What’s the difference? When we change, we try to make progress as safely as possible and that rarely includes reinventing from scratch — it’s too risky. Transforming
means burning the old bridges and doing things completely differently, better and more efficiently. As for the digital? It means transforming the way we do business
and serve our customers to first avoid being disrupted as a business altogether, and further to monetise new revenue streams by leveraging the latest technologies.

Digital Literacy
The foundations of DX are digitisation and digitalisation, aka replicating every process
and data a business runs on in a digital format. Even though in an ideal world every
company should have their processes structured and automated, realistically most
of them have such operations they haven’t put under a regulated hood yet. So the
first challenge is being able to think in a digital manner and identify what can be
digitised and digitalised, be it processes or data that feed them or are expected as
an output from them.

Data Literacy
Data is gold, and a brave and wise storyteller. Just that you should
know how to read them, and most importantly what to read,
otherwise it will be a noisemaker at best, with a high risk of telling
the wrong story or in a foreign language we never learnt.
We moved from a society that was not measuring enough, to one that is over measuring
and reporting. Because we have so many channels and “showrooms”, oftentimes we
give too much importance to vanity metrics, which frankly speaking can be artificially
and accidentally produced and rarely walk anything to the bank.
This goes especially when used for decision-making. We don’t want our executives
to base their decisions on intuition alone and even worse on emotions, we want to
fuel them with the insights that can’t even be seen immediately by looking at the
raw data. We want our departments to start driving on AI, but before we go there
completely, we need the data, properly fetched and read and interpreted.

Design Thinking Literacy

“In the final analysis, therefore, we digitise
information, we digitalise processes and roles
that make up the operations of a business,
and we digitally transform the business and
its strategy. Each one is necessary but not
sufficient for the next, and most importantly,
digitisation and digitalisation are essentially
about technology, but digital transformation
is not. Digital transformation is about the
customer.”
— Jason Bloomberg

That means technology should be invisible, resting in the background, and enabling the experience to be completely seamless. This makes the talks about products
and solutions between different departments revolve around more natural language with less technical terminology as a barrier: How to keep the customers
engaged and satisfied — in other words: retain them.

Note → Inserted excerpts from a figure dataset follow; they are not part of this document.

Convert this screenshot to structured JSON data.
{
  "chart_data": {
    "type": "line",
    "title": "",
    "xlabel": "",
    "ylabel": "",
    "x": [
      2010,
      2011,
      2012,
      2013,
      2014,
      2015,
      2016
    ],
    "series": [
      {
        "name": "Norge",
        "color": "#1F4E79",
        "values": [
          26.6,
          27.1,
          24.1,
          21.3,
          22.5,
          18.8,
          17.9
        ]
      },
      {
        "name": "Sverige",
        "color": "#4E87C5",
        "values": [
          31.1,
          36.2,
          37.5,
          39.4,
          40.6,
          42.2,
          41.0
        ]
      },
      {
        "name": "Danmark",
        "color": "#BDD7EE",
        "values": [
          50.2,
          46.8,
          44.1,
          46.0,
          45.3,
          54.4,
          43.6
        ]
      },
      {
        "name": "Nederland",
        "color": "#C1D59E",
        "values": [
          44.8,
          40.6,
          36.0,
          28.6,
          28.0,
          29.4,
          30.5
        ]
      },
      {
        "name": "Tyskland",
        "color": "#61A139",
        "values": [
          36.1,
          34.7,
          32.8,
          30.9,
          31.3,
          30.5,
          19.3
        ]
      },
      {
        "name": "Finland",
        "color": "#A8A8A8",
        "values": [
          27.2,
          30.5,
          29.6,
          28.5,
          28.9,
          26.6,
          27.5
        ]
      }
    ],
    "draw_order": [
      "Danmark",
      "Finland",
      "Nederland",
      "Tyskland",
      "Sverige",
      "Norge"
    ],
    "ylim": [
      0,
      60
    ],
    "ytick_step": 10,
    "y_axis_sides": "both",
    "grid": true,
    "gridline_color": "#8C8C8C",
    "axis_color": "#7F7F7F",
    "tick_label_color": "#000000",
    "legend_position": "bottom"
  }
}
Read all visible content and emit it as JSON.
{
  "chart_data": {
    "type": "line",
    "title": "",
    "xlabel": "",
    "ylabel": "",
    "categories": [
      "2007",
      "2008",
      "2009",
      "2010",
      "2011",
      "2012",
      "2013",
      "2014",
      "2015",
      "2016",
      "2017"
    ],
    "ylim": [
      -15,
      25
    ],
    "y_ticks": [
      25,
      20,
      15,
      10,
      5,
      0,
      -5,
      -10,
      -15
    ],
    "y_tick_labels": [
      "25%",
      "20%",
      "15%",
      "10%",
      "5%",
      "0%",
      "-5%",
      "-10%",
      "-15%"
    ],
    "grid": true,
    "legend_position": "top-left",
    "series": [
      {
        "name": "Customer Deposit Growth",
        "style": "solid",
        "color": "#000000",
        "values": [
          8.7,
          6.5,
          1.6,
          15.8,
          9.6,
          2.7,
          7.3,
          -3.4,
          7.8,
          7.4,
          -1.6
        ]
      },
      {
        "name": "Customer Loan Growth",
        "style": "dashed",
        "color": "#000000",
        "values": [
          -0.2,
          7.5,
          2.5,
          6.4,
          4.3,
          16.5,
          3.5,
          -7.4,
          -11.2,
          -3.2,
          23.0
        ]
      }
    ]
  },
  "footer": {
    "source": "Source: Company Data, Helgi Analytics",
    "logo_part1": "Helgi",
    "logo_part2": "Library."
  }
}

Having said that, we need to shift our thinking process to engineer
from the outside, hence our customers and what they expect. This is
proving to be demanding at times, because they are already used to
technology that works perfectly and that comes from companies with
a well-structured, dedicated tech team. You’re competing for their
attention with all those other companies. Or you can learn from that,
right?
That’s where Design Thinking makes an entrance.
It’s a creative approach to problems and
challenges presented, and be agile.
What makes an approach creative when thinking in itself is supposed
to be creative, you might rightfully ask. A purpose — the end-user the
solution to be built is going to serve. Starting with the right mindset
and goal, the rest is an iteration until it proves to be successful. Back
to the learning opportunity, you can use the existing perfect
technologies your customers are already relying on and loving, as a
meter to know them and analyse their behaviour psychology better.This will shorten the iteration and help you be at the edge of
customer experience, but of course you have to define what that
means for your customers and business offering.